Hackers Happily Hacking The 360
m3lt writes "Hackers have purchased the XBox 360 so they will have generation 1 models, which are more prone to security flaws. At hackaday there is an article about Xbox 360 First Impressions.
More importantly though, it looks as if homebrew browsers are already showing up for the Xbox 360." Additionally, geekylinuxkid writes "It looks like another bounty is being offered for linux on a console. This time it is for the xbox 360 and is provided by the guys at free360.org. Join in, donate, and contribute to the community."

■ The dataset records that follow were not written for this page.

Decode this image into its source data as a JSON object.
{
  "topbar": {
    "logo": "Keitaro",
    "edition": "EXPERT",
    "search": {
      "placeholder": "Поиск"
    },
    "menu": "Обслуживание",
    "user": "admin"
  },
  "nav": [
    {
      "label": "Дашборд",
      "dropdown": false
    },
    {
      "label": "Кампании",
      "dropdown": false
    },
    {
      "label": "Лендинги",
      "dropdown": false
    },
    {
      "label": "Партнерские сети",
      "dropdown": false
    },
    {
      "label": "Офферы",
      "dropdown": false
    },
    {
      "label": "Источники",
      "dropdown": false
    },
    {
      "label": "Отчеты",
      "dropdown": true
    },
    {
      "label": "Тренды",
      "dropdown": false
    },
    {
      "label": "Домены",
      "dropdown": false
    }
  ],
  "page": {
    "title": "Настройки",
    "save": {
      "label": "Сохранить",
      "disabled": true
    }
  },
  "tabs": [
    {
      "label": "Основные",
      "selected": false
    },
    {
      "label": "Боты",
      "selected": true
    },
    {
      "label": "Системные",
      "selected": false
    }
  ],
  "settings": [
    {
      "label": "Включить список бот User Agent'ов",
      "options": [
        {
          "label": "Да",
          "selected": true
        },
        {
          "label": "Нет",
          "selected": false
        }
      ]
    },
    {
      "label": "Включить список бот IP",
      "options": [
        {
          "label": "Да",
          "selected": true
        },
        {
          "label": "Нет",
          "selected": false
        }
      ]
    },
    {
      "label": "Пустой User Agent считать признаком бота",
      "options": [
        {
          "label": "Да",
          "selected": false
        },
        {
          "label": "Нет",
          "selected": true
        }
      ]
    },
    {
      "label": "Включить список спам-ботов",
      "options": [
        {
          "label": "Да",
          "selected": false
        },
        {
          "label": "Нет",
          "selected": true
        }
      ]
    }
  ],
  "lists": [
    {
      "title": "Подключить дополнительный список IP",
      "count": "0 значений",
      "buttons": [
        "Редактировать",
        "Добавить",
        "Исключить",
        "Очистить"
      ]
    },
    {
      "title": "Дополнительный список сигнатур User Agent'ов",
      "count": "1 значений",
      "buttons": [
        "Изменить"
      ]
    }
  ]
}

Well, all of the FAST emulators tend to use assembly and have assembly cores. However, there are plenty of emulators for most systems out there with all C or C++ cores. I think that the 360 should run most of these emulators just fine, given it's speed. What will be more interesting to see is how homebrew apps try to take advantage of the ability to run six 3.2 Ghz threads at once.
I'm certain it will violate the EULA for the 360 but they don't hold much legal power anymore as fair use allows you freedom to do what you want with your machine. I know more than a few people who considered it an evil act to mod my old Xbox and PS2, but I'm very well within my legal right to do so.
Depends on how you count cost. ... the admins tell me that it's the same cpu...
The shop where I work paid many times more for each CPU in our servers than the entire 3-cpu xbox retails for
I suspect that there will be some good efforts into clustering these things -- they are sold below hardware cost!
If you think imaginary property and real property are the same, when does your house become public domain?
Maybe I'm missing something, but I thought that this was the entire reason MS made the Xbox Marketplace, So that independent Dev's could make a game/program and sell it over Xbox live.
What's stopping any Dev from making a NES emulator for example, and selling it on the marketplace for 100 points? Is there restrictions on what you can and cannot sell on the marketplace?
I know linux is a different story, since it's an OS replacement, but I don't see any reason why the Mozilla Foundation for example couldn't make a 360 port of Firefox and sell it for the points equivalent of $0.25 over Xbox Live.
In Soviet Russia, Trojan exploits YOU!